Peppa Pig, Luciana Littizzetto: “Normalità è famiglia con due mamme. Che tempo che fa torna il 9 ottobre, chiedetevi come mai”

La comica torinese interviene a proposito della presenza della famiglia arcobaleno nel cartoon.

Non accennano a spegnersi le polemiche intorno alla presenza di una famiglia omogenitoriale all’interno del cartone britannico Peppa Pig, con il personaggio di un’amica della protagonista, Penny Polar Bear, che ha due mamme.
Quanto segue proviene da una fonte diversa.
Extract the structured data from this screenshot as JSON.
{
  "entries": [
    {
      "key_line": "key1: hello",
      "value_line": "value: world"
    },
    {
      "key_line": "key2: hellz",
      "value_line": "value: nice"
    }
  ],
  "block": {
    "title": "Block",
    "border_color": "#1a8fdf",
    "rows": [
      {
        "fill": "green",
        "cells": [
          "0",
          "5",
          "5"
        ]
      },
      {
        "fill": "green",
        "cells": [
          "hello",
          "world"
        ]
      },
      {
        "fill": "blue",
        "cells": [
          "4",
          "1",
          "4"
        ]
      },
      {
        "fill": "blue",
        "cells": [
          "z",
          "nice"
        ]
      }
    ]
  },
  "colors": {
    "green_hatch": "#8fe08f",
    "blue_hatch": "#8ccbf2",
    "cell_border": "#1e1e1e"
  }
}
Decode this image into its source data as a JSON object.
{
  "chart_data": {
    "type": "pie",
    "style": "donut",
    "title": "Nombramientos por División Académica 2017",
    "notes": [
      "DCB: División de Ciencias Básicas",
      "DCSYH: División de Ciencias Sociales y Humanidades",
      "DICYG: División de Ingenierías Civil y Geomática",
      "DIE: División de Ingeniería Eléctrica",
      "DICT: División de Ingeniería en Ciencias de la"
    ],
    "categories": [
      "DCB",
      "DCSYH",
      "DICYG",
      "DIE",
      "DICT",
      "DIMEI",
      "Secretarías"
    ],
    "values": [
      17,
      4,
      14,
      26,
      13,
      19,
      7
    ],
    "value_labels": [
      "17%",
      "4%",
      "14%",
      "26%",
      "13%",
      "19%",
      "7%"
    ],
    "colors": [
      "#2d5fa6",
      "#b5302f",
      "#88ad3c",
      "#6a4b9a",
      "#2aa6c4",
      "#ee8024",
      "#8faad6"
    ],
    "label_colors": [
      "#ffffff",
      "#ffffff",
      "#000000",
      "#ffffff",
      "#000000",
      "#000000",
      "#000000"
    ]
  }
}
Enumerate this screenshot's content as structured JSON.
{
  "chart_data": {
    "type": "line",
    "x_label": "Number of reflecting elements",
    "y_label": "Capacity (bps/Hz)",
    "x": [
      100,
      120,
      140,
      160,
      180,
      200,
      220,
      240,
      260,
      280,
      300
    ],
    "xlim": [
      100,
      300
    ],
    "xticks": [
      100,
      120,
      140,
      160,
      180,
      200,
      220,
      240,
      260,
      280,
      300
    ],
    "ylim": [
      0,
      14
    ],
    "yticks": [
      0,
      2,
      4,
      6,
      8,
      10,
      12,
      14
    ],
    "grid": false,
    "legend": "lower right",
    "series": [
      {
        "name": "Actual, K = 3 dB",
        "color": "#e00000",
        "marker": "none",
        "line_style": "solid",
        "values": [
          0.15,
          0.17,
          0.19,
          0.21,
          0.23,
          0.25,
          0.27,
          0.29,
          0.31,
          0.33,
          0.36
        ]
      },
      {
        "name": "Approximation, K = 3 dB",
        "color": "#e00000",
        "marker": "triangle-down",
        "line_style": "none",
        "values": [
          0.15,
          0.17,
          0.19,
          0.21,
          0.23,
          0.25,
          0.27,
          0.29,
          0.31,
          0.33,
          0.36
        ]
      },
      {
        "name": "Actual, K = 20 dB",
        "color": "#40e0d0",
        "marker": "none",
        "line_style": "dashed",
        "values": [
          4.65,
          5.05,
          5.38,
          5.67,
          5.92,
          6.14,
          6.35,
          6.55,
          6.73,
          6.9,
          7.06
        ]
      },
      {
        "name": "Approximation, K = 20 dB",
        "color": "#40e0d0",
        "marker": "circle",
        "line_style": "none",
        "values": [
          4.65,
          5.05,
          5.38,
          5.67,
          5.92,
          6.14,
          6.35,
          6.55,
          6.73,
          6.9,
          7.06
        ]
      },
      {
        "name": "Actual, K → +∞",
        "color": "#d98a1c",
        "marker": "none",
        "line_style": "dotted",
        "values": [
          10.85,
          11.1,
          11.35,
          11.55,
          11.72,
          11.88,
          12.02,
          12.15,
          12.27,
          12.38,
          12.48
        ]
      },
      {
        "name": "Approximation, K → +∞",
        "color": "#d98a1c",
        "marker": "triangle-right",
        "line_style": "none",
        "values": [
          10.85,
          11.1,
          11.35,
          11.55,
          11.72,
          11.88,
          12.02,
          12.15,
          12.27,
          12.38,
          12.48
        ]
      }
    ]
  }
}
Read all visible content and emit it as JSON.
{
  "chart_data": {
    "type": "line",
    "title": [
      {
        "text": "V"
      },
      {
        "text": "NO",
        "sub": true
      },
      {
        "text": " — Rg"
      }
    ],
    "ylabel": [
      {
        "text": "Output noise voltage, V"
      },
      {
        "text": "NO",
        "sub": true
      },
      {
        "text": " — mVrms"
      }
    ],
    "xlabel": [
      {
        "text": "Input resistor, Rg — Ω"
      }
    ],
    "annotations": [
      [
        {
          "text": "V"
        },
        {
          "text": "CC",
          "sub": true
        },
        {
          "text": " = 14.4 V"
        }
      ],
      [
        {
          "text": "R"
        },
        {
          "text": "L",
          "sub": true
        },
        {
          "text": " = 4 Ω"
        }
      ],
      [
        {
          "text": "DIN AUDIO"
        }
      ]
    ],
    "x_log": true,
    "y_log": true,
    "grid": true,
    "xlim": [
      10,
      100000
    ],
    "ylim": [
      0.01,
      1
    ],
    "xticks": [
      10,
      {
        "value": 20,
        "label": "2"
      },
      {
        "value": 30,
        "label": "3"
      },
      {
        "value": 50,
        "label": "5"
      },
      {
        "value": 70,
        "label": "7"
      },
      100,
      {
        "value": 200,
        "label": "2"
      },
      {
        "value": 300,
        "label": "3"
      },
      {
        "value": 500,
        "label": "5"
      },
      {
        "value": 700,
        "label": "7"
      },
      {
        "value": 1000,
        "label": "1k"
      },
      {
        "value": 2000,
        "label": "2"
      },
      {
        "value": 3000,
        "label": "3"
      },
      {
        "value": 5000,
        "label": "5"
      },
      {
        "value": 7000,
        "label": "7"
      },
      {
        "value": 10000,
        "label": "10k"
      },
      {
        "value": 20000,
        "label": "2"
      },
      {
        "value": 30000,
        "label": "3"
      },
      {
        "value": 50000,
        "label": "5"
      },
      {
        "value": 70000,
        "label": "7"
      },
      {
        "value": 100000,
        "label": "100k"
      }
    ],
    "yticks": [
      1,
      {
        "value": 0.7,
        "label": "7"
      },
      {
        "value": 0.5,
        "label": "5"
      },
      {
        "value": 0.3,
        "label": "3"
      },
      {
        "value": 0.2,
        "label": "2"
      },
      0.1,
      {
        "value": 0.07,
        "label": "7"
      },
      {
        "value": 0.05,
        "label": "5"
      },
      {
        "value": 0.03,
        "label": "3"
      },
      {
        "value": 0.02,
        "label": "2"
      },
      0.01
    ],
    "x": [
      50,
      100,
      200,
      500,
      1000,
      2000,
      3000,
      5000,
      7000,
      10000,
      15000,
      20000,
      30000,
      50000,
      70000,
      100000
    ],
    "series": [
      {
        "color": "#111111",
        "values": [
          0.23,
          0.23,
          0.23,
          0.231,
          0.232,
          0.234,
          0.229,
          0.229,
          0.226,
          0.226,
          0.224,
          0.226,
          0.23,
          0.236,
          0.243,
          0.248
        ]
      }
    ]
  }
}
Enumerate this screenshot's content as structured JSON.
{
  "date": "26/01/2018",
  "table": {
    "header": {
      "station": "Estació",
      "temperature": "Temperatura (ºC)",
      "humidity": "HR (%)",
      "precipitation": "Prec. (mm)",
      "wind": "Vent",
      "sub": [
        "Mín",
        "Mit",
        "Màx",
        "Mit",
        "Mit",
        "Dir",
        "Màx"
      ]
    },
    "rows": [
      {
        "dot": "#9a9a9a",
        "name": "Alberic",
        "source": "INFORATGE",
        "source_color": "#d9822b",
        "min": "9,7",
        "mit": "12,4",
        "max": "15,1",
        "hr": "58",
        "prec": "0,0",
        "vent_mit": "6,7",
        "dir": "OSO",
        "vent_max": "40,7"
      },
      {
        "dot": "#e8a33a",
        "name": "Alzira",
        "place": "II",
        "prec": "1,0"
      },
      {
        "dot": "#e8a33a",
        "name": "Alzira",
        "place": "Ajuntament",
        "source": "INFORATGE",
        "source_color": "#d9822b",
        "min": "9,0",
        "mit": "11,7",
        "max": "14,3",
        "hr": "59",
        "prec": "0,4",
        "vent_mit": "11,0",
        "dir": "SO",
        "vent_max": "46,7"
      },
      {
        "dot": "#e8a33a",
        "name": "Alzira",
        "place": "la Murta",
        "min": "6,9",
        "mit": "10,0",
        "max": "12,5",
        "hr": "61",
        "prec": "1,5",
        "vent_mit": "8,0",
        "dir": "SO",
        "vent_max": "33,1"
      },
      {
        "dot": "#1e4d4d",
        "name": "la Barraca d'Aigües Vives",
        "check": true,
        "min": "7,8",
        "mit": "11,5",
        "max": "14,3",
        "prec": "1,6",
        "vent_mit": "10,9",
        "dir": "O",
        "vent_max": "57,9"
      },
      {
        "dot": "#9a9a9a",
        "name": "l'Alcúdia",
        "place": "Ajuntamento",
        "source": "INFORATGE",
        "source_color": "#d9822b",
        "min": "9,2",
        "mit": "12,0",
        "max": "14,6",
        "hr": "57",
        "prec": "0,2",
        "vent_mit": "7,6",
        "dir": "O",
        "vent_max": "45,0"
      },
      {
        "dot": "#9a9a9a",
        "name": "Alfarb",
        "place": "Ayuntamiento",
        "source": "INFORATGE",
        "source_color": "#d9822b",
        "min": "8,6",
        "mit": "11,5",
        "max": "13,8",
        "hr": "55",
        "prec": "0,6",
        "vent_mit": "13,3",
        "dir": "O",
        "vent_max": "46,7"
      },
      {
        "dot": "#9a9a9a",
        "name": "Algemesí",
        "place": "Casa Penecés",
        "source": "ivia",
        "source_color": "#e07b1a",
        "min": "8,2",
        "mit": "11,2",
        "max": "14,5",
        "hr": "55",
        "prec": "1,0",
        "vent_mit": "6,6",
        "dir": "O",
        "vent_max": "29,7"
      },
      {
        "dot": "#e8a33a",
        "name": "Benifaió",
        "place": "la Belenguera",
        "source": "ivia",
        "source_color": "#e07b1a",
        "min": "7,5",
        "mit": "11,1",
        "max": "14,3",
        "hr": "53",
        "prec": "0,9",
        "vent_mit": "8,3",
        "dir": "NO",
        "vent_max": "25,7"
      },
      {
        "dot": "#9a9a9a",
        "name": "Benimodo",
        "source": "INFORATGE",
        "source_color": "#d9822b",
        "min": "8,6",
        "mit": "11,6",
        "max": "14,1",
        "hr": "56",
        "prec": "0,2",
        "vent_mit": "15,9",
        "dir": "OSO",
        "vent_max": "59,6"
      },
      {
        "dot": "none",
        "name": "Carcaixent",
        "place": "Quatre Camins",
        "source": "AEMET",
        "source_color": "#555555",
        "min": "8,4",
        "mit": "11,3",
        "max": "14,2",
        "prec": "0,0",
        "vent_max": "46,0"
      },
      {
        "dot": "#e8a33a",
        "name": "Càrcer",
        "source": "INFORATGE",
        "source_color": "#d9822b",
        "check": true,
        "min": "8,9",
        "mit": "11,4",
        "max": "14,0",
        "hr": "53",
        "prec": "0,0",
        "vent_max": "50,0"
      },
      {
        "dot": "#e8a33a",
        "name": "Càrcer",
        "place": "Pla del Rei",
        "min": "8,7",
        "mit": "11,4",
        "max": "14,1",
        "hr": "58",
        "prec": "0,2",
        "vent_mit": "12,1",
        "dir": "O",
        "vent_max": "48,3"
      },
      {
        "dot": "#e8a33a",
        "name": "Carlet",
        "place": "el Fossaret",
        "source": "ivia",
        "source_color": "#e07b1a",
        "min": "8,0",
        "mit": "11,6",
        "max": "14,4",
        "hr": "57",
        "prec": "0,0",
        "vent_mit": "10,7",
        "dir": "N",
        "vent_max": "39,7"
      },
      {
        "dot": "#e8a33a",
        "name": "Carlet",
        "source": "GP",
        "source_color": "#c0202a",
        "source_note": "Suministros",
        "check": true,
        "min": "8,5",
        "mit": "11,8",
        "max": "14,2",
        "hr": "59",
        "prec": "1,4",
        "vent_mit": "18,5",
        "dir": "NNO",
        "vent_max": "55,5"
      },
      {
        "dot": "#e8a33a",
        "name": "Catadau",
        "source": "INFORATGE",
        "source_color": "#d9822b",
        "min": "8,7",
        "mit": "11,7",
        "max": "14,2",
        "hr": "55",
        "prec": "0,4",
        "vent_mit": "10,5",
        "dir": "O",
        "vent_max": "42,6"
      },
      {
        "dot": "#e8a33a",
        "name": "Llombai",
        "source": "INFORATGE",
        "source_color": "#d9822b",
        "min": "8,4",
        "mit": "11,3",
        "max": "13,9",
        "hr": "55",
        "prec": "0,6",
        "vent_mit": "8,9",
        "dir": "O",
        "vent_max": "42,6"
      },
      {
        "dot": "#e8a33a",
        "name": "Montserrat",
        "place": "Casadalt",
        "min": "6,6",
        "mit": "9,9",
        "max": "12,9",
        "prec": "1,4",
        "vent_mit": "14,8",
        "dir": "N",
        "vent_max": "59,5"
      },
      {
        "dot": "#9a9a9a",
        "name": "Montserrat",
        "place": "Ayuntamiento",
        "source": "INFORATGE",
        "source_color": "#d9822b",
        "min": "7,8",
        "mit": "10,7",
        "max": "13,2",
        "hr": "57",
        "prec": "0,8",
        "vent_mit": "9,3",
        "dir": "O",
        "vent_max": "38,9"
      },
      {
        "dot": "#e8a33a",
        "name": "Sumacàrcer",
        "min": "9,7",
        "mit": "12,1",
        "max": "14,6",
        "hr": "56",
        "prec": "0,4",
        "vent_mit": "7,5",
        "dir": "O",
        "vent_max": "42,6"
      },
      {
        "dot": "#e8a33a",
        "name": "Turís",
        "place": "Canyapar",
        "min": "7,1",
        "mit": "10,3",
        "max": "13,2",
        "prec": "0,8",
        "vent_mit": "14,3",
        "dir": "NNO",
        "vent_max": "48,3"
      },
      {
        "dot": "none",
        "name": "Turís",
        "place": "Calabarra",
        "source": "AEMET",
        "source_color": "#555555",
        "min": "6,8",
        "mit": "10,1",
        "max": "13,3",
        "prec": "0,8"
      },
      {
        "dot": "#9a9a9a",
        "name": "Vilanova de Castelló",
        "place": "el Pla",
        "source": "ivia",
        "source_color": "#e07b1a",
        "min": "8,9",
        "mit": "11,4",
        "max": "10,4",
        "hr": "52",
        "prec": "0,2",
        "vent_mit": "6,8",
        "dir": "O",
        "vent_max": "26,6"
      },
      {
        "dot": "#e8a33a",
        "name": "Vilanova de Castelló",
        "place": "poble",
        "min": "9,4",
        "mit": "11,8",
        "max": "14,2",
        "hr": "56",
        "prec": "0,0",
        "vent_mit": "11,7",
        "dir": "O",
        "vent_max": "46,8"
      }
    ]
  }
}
A intervenire sulla questione stavolta è Luciana Littizzetto dal Festival della Comunicazione di Camogli, intervistata dal collega Luca Bizzarri:

“Ma non è una roba che ti fa rabbrividire? Nella famiglia di Peppa Pig la mamma fa la casalinga, prepara le frittelle e legge i giornali di giardinaggio. Il nonno dorme sempre sulla poltrona. E la nonna colleziona cappellini. Improvvisamente viene fuori in questa puntata delle due mamme: si scatena l’inferno. Quando la quotidianità, la normalità sono magari due mamme, non che il nonno dorma sempre sulla poltrona”.

La comica torinese non ha parlato di politica, almeno non in maniera esplicita:

“Benedico il Signore di non essere in onda, noi (con Che tempo che fa, ndr) riprendiamo il 9 ottobre, chiedetevi perché”.

Dell’episodio della famiglia arcobaleno in Peppa Pig si è occupato addirittura Otto e Mezzo di Lilli Gruber, con Alessandro Giuli, Giovanni Floris, Andrea Scanzi e la filosofia e attivista LGBTQIA+ Rosi Braidotti a discettare sull’opportunità o meno di una presenza del genere (Giuli ha detto che una famiglia omogenitoriale è presente nella classe di sua figlia, ma preferisce che a parlarne siano i genitori e non la tv).

Il talk show da poco tornato in onda su La7 si è concentrato nella fattispecie sulle dichiarazioni di Federico Mollicone, responsabile Cultura di Fratelli d’Italia e membro della Commissione di Vigilanza Rai:

“È inaccettabile la scelta degli autori del cartone animato Peppa Pig di inserire un personaggio con due mamme. Ancora una volta il politicamente corretto ha colpito e a farne le spese sono i nostri figli. Ma i bambini non possono essere solo bambini?“.

Gli ha fatto eco su Twitter il segretario del Partito Democratico, Enrico Letta, che si è rivolto direttamente alla leader di Fratelli d’Italia:

Trasmesso dal 2004, il cartone ideato da Mark Baker e Neville Astley è un successo planetario (in Italia lo manda in onda Rai Yo Yo) in 180 Paesi. Nel 2015 l’ex Ministro della Sanità britannico, Norman Lamb, aveva promosso l’entrata di personaggi gay nel cartoon, mentre quattro anni dopo fu avviata una petizione per renderlo più inclusivo e richiedere la presenza di una famiglia omogenitoriale, che raccolse 24mila firme.

Questa decisione di inserire due mamme non è stata comunque accolta positivamente all’unanimità, tanto che sui social qualcuno ha avviato una protesta contro “il gender nei cartoni“: i programmi per bambini non possono essere solo per i bambini?”, si legge in un tweet che incolpa lo show di “fare il bello e il cattivo tempo”. Invece un altro spettatore ha scritto: “I miei figli hanno visto la prima coppia omosessuale su Peppa Pig e il mondo non è finito”.